Sabang Hill juga memiliki nilai sejarah. Pemerintah Aceh melalui InvestAceh mencatat aset Sabang Hill Hotel sebagai bangunan yang memiliki nilai heritage karena telah berdiri sejak masa kolonial dan pernah digunakan sebagai fasilitas komunikasi sebelum kemudian dikembangkan menjadi hotel. Saat ini, aset tersebut diarahkan untuk optimalisasi dan revitalisasi guna mendukung sektor pariwisata Kota Sabang.

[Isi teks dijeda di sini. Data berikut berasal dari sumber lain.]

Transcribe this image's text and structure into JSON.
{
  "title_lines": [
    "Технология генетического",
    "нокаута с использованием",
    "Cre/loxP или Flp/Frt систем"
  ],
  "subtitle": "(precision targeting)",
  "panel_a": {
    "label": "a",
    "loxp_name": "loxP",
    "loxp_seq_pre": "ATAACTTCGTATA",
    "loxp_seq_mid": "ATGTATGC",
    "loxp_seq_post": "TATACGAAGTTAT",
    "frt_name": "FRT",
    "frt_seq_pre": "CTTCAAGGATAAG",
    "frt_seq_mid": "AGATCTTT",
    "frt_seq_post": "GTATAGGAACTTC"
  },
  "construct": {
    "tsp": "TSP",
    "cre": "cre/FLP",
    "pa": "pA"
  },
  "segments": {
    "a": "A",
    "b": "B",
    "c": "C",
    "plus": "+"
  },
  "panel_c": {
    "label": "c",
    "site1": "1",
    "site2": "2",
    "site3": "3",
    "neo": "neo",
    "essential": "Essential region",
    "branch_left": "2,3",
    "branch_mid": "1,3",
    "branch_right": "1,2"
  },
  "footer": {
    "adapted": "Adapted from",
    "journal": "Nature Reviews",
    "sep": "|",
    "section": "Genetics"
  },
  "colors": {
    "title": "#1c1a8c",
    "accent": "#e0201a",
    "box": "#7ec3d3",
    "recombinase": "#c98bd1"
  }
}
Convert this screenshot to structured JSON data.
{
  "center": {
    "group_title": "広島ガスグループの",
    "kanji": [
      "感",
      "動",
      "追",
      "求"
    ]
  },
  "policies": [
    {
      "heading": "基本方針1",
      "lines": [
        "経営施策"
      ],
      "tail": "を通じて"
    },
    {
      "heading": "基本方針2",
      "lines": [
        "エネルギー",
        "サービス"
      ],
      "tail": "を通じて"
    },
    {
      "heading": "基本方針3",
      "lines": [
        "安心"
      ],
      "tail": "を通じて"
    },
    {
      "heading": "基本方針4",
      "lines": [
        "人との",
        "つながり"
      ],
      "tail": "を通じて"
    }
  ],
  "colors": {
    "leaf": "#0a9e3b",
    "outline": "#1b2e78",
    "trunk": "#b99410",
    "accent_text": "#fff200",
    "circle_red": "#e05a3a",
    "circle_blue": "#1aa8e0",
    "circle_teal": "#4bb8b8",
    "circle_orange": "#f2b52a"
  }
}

Bagi wisatawan yang berkunjung ke Sabang, keberadaan titik pandang dari kawasan perbukitan seperti Sabang Hill memberikan pilihan lain selain menikmati laut dari kawasan pantai. Lanskap Pulau Weh dapat dilihat secara lebih menyeluruh dari tempat yang lebih tinggi, terutama menjelang sore.

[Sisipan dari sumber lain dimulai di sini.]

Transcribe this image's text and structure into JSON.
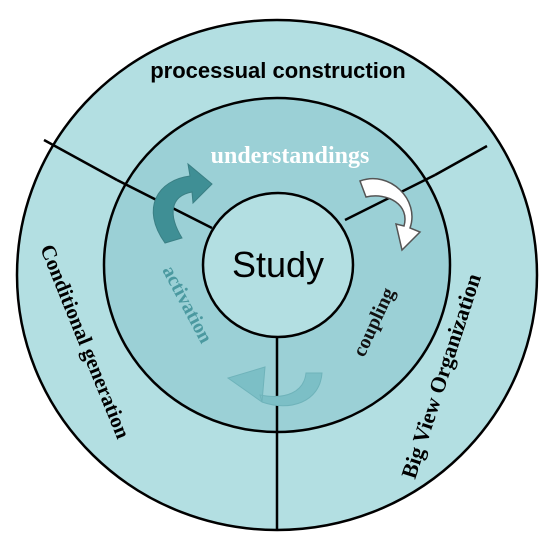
{
  "diagram": {
    "center_label": "Study",
    "outer_labels": {
      "top": "processual construction",
      "left": "Conditional generation",
      "right": "Big View Organization"
    },
    "middle_labels": {
      "top": "understandings",
      "left": "activation",
      "right": "coupling"
    },
    "colors": {
      "outer_ring": "#b3dfe2",
      "middle_ring": "#9bd0d6",
      "center": "#b3dfe2",
      "stroke": "#000000",
      "arrow_top_left": "#3f8f95",
      "arrow_top_right": "#ffffff",
      "arrow_bottom": "#7cbfc6",
      "label_understandings": "#ffffff",
      "label_activation": "#4b99a0",
      "label_coupling": "#111111",
      "label_outer": "#000000"
    }
  }
}
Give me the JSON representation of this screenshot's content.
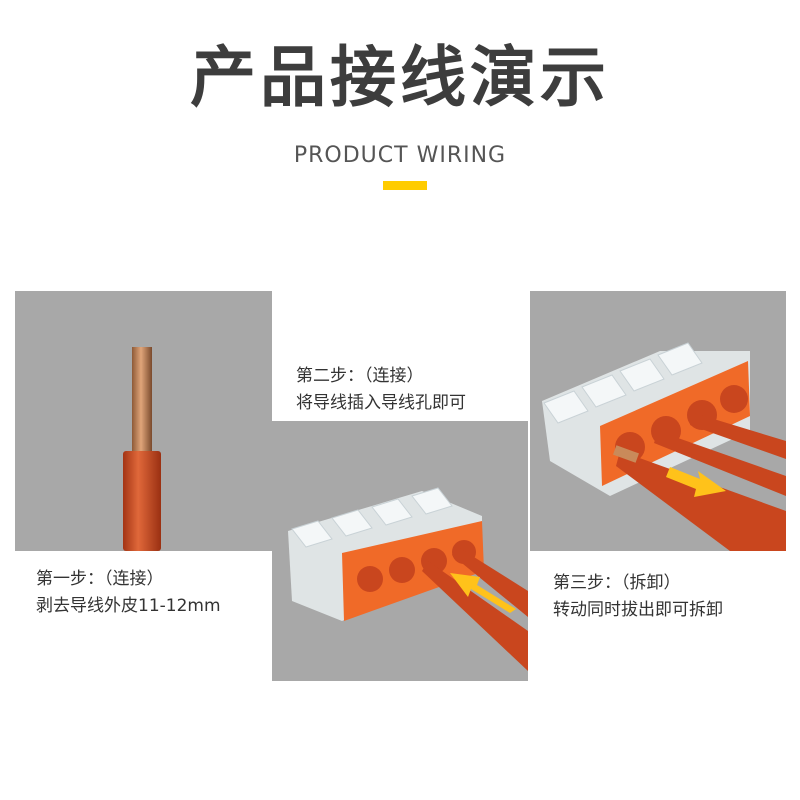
{
  "header": {
    "title": "产品接线演示",
    "subtitle": "PRODUCT WIRING",
    "accent_color": "#ffcc00"
  },
  "colors": {
    "panel_bg": "#a8a8a8",
    "connector_orange": "#f06a28",
    "wire_red": "#c9461e",
    "copper": "#c98a5a",
    "arrow_yellow": "#ffc21a"
  },
  "steps": [
    {
      "heading": "第一步：（连接）",
      "text": "剥去导线外皮11-12mm",
      "image_icon": "stripped-wire-icon"
    },
    {
      "heading": "第二步：（连接）",
      "text": "将导线插入导线孔即可",
      "image_icon": "insert-wire-icon"
    },
    {
      "heading": "第三步：（拆卸）",
      "text": "转动同时拔出即可拆卸",
      "image_icon": "remove-wire-icon"
    }
  ]
}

Keindahan tersebut sekaligus menunjukkan bahwa daya tarik wisata Sabang tidak hanya berada di bawah permukaan laut atau di garis pantainya. Perbukitan, kawasan hijau, panorama kota dan bentang perairan menjadi satu kesatuan lanskap yang membuat Pulau Weh memiliki banyak sudut untuk dieksplorasi.
Ketika matahari akhirnya menghilang di balik cakrawala, suasana di Sabang Hill perlahan berubah. Cahaya terang berganti warna senja, sementara laut tetap terbentang luas di hadapan mata. Momen sederhana itu menjadi salah satu cara menikmati Sabang dari ketinggian, dalam suasana yang tenang, sembari menyaksikan pergantian hari di ujung barat Indonesia.